Para ele, se o Brasil tem boa parte dos 170 milhões
de habitantes como técnicos ou jogadores de futebol,
a Iugoslávia vive o mesmo com seus 10,5 milhões
de habitantes e o basquete. É justamente isto que Obradovic
acredita ser a força da modalidade no pais. "Basquete
na Iugoslávia é como futebol no Brasil. Todo
jovem tem um exemplo na frente". Como ele mesmo garante,
foram as gerações e gerações de
destaques, que garantiram a enorme tradição
iugoslava no esporte.
"Chegamos ao topo em 1960 e estamos lá desde
então", afirma, lembrando da conquista do Campeonato
Europeu.
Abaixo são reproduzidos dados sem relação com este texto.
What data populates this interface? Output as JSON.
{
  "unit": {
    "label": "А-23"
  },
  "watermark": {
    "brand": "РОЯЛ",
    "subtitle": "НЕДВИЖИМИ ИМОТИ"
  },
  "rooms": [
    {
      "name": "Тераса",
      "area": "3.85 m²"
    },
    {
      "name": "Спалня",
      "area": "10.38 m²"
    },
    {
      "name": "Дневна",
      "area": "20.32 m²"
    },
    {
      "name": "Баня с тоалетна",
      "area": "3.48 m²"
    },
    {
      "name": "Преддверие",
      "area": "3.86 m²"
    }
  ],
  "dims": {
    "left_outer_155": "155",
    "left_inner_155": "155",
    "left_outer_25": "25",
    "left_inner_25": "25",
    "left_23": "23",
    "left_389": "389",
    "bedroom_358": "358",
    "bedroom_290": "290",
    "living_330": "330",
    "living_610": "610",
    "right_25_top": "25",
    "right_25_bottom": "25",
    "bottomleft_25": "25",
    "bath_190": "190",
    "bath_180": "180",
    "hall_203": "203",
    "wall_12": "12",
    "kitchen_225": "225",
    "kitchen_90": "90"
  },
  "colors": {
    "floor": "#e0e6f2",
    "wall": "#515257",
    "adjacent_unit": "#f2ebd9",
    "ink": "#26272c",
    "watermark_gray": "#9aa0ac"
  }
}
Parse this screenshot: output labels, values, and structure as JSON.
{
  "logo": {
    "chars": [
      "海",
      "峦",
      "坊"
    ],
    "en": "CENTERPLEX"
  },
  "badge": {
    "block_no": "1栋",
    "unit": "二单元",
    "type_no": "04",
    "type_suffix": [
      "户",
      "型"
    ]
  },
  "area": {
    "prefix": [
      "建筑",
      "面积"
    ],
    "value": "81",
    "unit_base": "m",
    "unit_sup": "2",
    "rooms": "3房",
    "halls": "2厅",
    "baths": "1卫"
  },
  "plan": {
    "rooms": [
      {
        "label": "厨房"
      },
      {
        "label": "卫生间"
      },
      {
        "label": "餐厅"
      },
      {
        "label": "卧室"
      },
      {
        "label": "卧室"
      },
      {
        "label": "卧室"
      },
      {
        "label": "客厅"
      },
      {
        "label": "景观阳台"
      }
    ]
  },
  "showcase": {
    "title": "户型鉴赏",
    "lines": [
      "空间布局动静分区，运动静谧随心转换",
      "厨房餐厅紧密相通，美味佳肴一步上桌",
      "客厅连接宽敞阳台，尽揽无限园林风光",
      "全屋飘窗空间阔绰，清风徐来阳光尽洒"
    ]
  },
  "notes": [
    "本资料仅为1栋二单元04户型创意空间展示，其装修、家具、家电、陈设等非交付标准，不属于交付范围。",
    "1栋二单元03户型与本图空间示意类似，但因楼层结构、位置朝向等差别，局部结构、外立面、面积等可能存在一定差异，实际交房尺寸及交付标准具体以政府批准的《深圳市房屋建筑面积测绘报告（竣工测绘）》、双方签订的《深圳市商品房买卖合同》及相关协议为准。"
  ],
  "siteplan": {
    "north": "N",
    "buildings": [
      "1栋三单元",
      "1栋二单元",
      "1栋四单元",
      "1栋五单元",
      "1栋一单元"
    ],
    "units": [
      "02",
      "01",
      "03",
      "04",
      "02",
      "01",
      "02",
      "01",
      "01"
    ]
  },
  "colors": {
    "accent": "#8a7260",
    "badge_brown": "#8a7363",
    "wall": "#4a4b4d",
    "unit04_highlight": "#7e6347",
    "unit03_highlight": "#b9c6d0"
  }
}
Ele reconhece com orgulho, que seu país foi
um dos responsáveis pela decisão dos Estados
Unidos de criar o dream team para recuperar a supremacia do
esporte na Olimpíada de Barcelona/92. Afinal, ele era
o armador da equipe que ficou com a prata em Seul/88, quando
os EUA voltaram para casa com um modestíssimo bronze.
Admirador do futebol e fã de Ronaldinho, assim como
seu ídolo, Obradovic é um personagem singular,
só que no basquete. Único a possuir um título
Mundial como jogador (Argentina/90) e treinador (Grécia/98),
Obradovic tem certeza que a técnica nunca será
superada pela força física em quadra.
Numa época em que gigantes como Shaquille ONeal
(Los Angeles Lakers) desequilibram as disputas, o ex-armador
garante que o físico é importante, mas não
determinante. "A técnica sempre será o
mais importante".
Assim, ele se confessa um treinador exigente, que não
dá moleza para jogador, não importa quem ele
seja. "Eles precisam de disciplina". Responsável
pela seleção iugoslava até 98, Obradovic
afirma que problemas são sempre resolvidos com trabalho.
Não importa se a crise é financeira ou de troca
de gerações.
"A mescla é a melhor maneira de renovar os grupos.
Também tivemos este problema e precisamos trabalhar
mais. Se você trabalha mais tem menos problemas",
afirma o homem que se despedia da seleção quando
talentos juvenis como Drazen Petrovic e Vlade Divac começavam
a conquistar seu espaço na equipe nacional. Para provar
que quando as dificuldades são enfrentadas é
possível garantir resultados, ele lembra que seu país
enfrentou e superou problemas provocados pela guerra no início
da década de 90.
No Brasil, ele acha que o futebol prova que crise financeira
não acaba com um esporte. "Aqui, o menino pobre
sonha em ser jogador para melhorar de vida. O mais importante
é praticar o esporte e o técnico é como
um professor, que incentiva isto". Obradovic sintetiza
o trabalho do treinador na responsabilidade de garantir que
tudo funcione bem na equipe e que todos rendam por igual.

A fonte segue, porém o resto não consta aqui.